Indeed the suitcase was moving, powered by one tiny but mighty kitten that survived the group's one-hour drive from their home to the Port Columbus International Airport, a run through the airport's X-ray machine and security screenings and a more than two-hour long flight stored in the airplane's cargo section.
Once on land, Bob-bob's plight did not get any better. The group arrived in Orlando at 10 a.m., too early to check into their hotel so they left the bags at the front desk and went on their way. It was only at 2:30 p.m., 10 hours after their luggage was zipped and stowed way that morning, that Mazel unpacked and discovered Bob-bob.
"He was so frightened," Mazel said. "He hid for about seven hours in our hotel room and only in the middle of the night came out and started licking us and purring."

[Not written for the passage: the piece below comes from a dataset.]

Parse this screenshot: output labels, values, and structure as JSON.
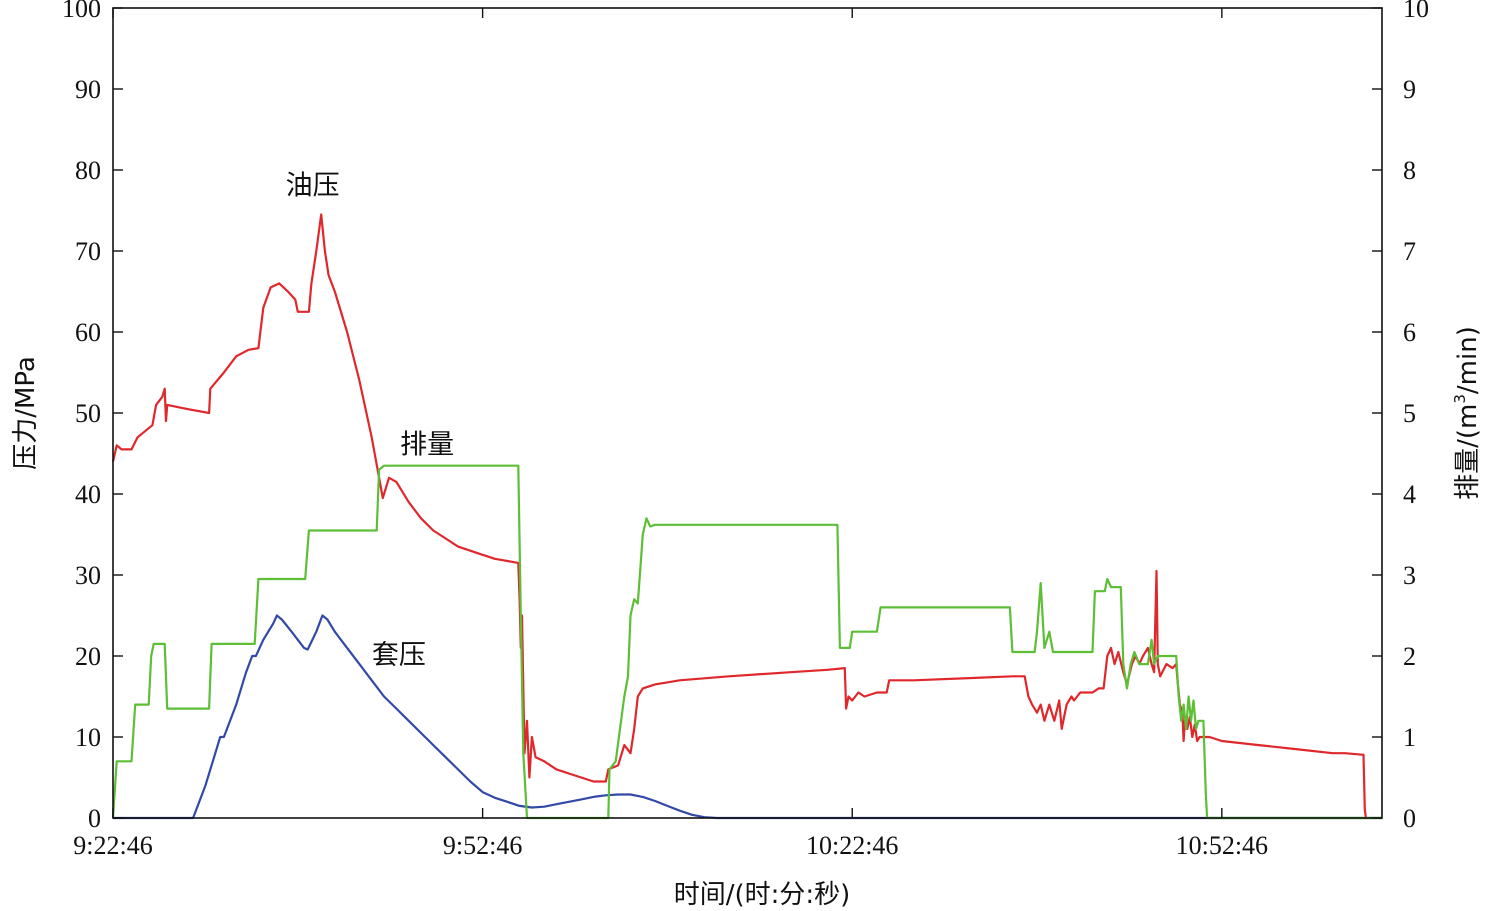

The group is staying in Orlando through Sunday, so Mazel made an emergency trip to a local pet store to pick up supplies for Bob-bob who is still trying to shake off his surprise vacation.
"It's really taken until today for him to get normal," she said. "He's still kind of shaky. Today is the first day he's really eaten any canned food."
The Columbus airport where Bob-bob made it through luggage checks and onto the plane says its security system is built more for bombs than accidental feline flyers.
"Our machines are very sensitive to picking up explosives and other threats to aviation," Sari Koshetz, a TSA spokeswoman, told the Orlando Sentinel, which first reported the story.